Patrick Kelly was convicted in 1983 for throwing his wife, Jeanette, off the 17th-floor balcony of their Toronto apartment.
Kelly, 64, was originally granted day parole in 2003. Since then, his parole has been revoked and granted several times for failing to disclose financial dealings or relationships with women.
A November board decision that was just released to the media said Kelly is manipulative and greedy, has used the Internet to develop female friendships even though he's been banned from using computers and continues to push the boundaries with his supervisors.
Despite that, the board concluded he does not present an undue risk and can remain on day parole, but he will have to be escorted for overnight leaves to attend medical treatments in B.C.'s Lower Mainland.
The ruling said parole board members discussed with Kelly his history of deceit and manipulation.
"You admitted to having been self-centred, deceptive and manipulative in the past," the decision said. "You insisted that during your last release you were diligent in being open until your health issues, followed by heavy drinking, resulted in your relapse to deceptive behaviour."
The documents did not detail Kelly's health problems.
The former undercover officer was granted full parole in 2010, but the board reversed his release after he failed to report two relationships with women.
Since his latest day-parole release in June 2014, Kelly admitted to accessing Internet dating sites and making contact with several women without revealing his criminal past, the board noted.
"You expect any future relationships may be intimate in different ways due to your health issues, and you do not want to return to prison because your health issues have resulted in your realization of your fallibility."
The document said Kelly lives somewhere in B.C. outside Metro Vancouver and operated an antique store, but his exact location has not been disclosed.
His request to move to the Lower Mainland and pursue his antique business wasn't supported by his case-management team, the decision stated.
Kelly has always denied killing his wife, claiming her fall from their luxury condo on Toronto's waterfront was an accident.

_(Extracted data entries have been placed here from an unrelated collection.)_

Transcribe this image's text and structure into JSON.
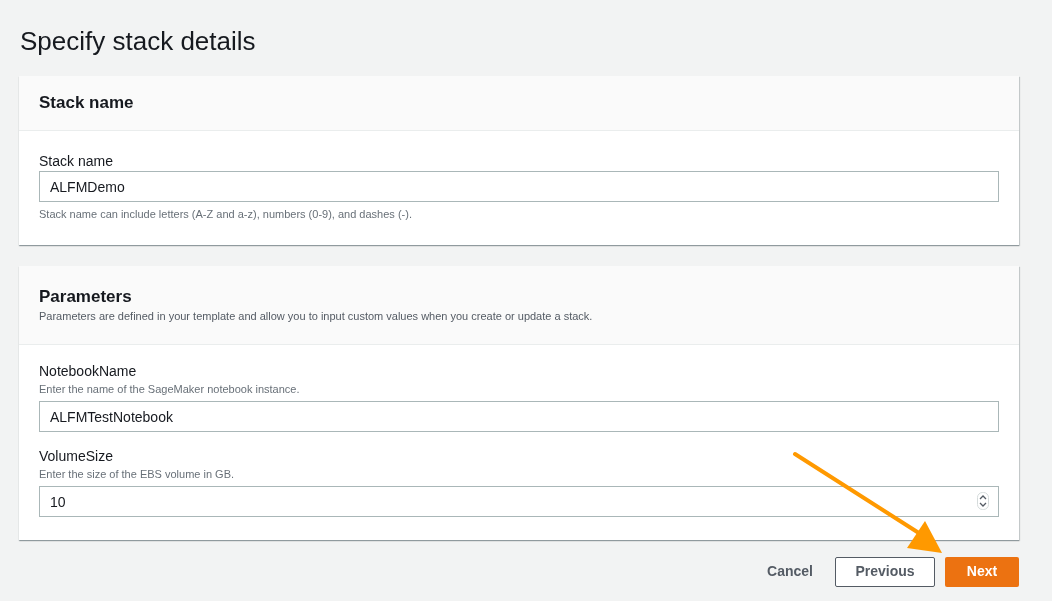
{
  "page_title": "Specify stack details",
  "stack_name_section": {
    "title": "Stack name",
    "field": {
      "label": "Stack name",
      "value": "ALFMDemo",
      "hint": "Stack name can include letters (A-Z and a-z), numbers (0-9), and dashes (-)."
    }
  },
  "parameters_section": {
    "title": "Parameters",
    "description": "Parameters are defined in your template and allow you to input custom values when you create or update a stack.",
    "fields": [
      {
        "kind": "text",
        "label": "NotebookName",
        "description": "Enter the name of the SageMaker notebook instance.",
        "value": "ALFMTestNotebook"
      },
      {
        "kind": "number",
        "label": "VolumeSize",
        "description": "Enter the size of the EBS volume in GB.",
        "value": "10"
      }
    ]
  },
  "actions": {
    "cancel": "Cancel",
    "previous": "Previous",
    "next": "Next"
  }
}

The Crown told his trial that Kelly was attempting to cash in on his wife's large life insurance policy. Court heard that he and another woman went on a Hawaiian vacation shortly after his wife's funeral.
Kelly is to abide by a number of conditions while on day parole, including not consuming alcohol, reporting all relationships with females, providing financial information to a supervisor and not using a computer or cell phone that has access to the Internet.
Note to readers: This is a corrected story. A previous version incorrectly reported that Kelly was convicted in 1984.